After a while, my sleep cycle completely reversed. I was always exhausted but my brain would never shut off long enough for me to get a good night's sleep. Anxiety was a huge symptom that I had to endure. Turns out I was never a "level 5 clinger" like the guys I dated thought, I had bigger issues than anyone could realize. Don't even get me started on my random crying episodes. I would literally cry for no reason at all and all the time. I always felt like I could never get a deep enough breath, my chest was always tight...especially when I was feeling anxious about something. I remember wrecking my first two cars as a teenage, but it took all I had to get back in the car after the accidents because I was so scared of another accident. The feelings eventually went away, but it took a long time.

When I met Matthew, a lot of emotional symptoms subsided because I was honestly so happy. After we got married, I finally had health insurance so I went to see my friendly neighborhood doctor at Naval Hospital Kingsbay. After multiple trips to the lab to get blood drawn and test after test, he didn't have an explanation for my extreme fatigue. I eventually saw a different doctor and he finally had an idea of what I was experiencing. Turns out that depression has physical symptoms as well as emotional symptoms. He prescribed me Zoloft. I felt such relief that I wasn't "crazy". I was beginning to think that it was all in my head.

The bad thing about Zoloft is that, in some cases, you can almost become immue to it so it doesn't work as well as it should. After about a year and a half of being on it, I started to experience the same symptoms that it was supposed to treat so rather than go to the Naval Hospital, I decided to go see a psychologist. After doing many psychological tests, my doctor concluded that I had Generalized Anxiety Disorder with the underlining of depression. So, what I really needed was an anti-anxiety medication rather than an anti-depression.

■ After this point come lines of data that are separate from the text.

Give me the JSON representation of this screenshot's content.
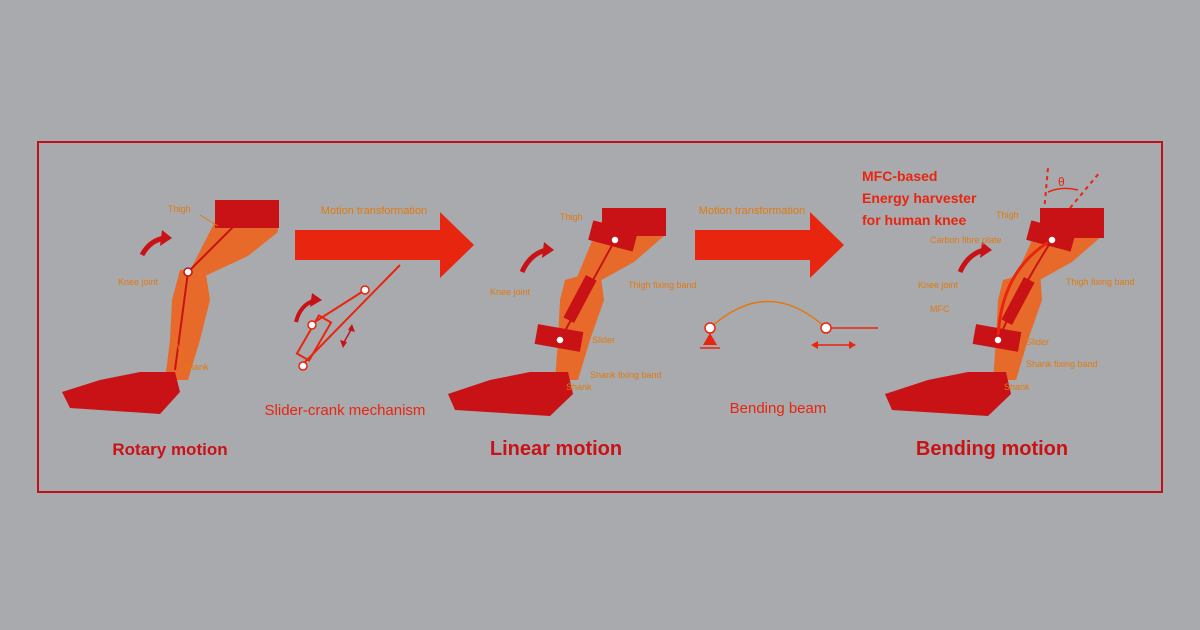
{
  "colors": {
    "background": "#a9aaae",
    "frame": "#c0111b",
    "primary_red": "#e8250f",
    "dark_red": "#c81216",
    "orange_label": "#e07a10",
    "skin": "#e86a2a"
  },
  "stage1": {
    "thigh_label": "Thigh",
    "knee_label": "Knee joint",
    "shank_label": "Shank",
    "caption": "Rotary motion"
  },
  "transform1": {
    "label": "Motion transformation",
    "mechanism_caption": "Slider-crank mechanism"
  },
  "stage2": {
    "thigh_label": "Thigh",
    "knee_label": "Knee joint",
    "thigh_band_label": "Thigh fixing band",
    "slider_label": "Slider",
    "shank_band_label": "Shank fixing band",
    "shank_label": "Shank",
    "caption": "Linear motion"
  },
  "transform2": {
    "label": "Motion transformation",
    "beam_caption": "Bending beam"
  },
  "stage3": {
    "title_line1": "MFC-based",
    "title_line2": "Energy harvester",
    "title_line3": "for human knee",
    "theta_label": "θ",
    "thigh_label": "Thigh",
    "carbon_label": "Carbon fibre plate",
    "knee_label": "Knee joint",
    "thigh_band_label": "Thigh fixing band",
    "mfc_label": "MFC",
    "slider_label": "Slider",
    "shank_band_label": "Shank fixing band",
    "shank_label": "Shank",
    "caption": "Bending motion"
  }
}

The only thing that is bad about getting on any sort of new medication is that the dosage is not an exact science. It takes time to get adjusted so that you know what dose works perfectly for you. Well, the last few months, I have been working with my doctor to get a dosage that works for me. One dosage didn't work for me, hence why I began having my "bad days".

My "bad days" are the days were it literally takes me all I have to get out of bed. They come out of no where. For two days, I didn't leave my bedroom other than to take my dog outside because I just didn't have the energy or motivation. I hadn't heard from Matthew in two weeks and it was just an awful time in my life. So, that is why I have been MIA from blogging. I was having my "bad days" but they extended for a few weeks. Then after I got out of my funk I got busy with school work and trips to see family.

 I never thought that I would be the type of person who needed medication to get through my daily life, but I am. And, through therapy I have realized that it doesn't make me weak or crazy. I just need a little more help than the average person, and I've accepted that. My case in mild compared to other that I have studied in class. I never had suicidal thoughts or thoughts about hurting someone else. But in some cases, it does get that extreme. I encourage everyone to just be observant. The greatest thing you can do with someone suffering from a mental illness is letting them know that they are not alone. And, despite society's "labels" on them...they are not crazy. So if you aren't feeling like yourself or if you notice a loved one struggling, don't hesitate to get outside help or to speak up. It could be the best decision you'll ever make.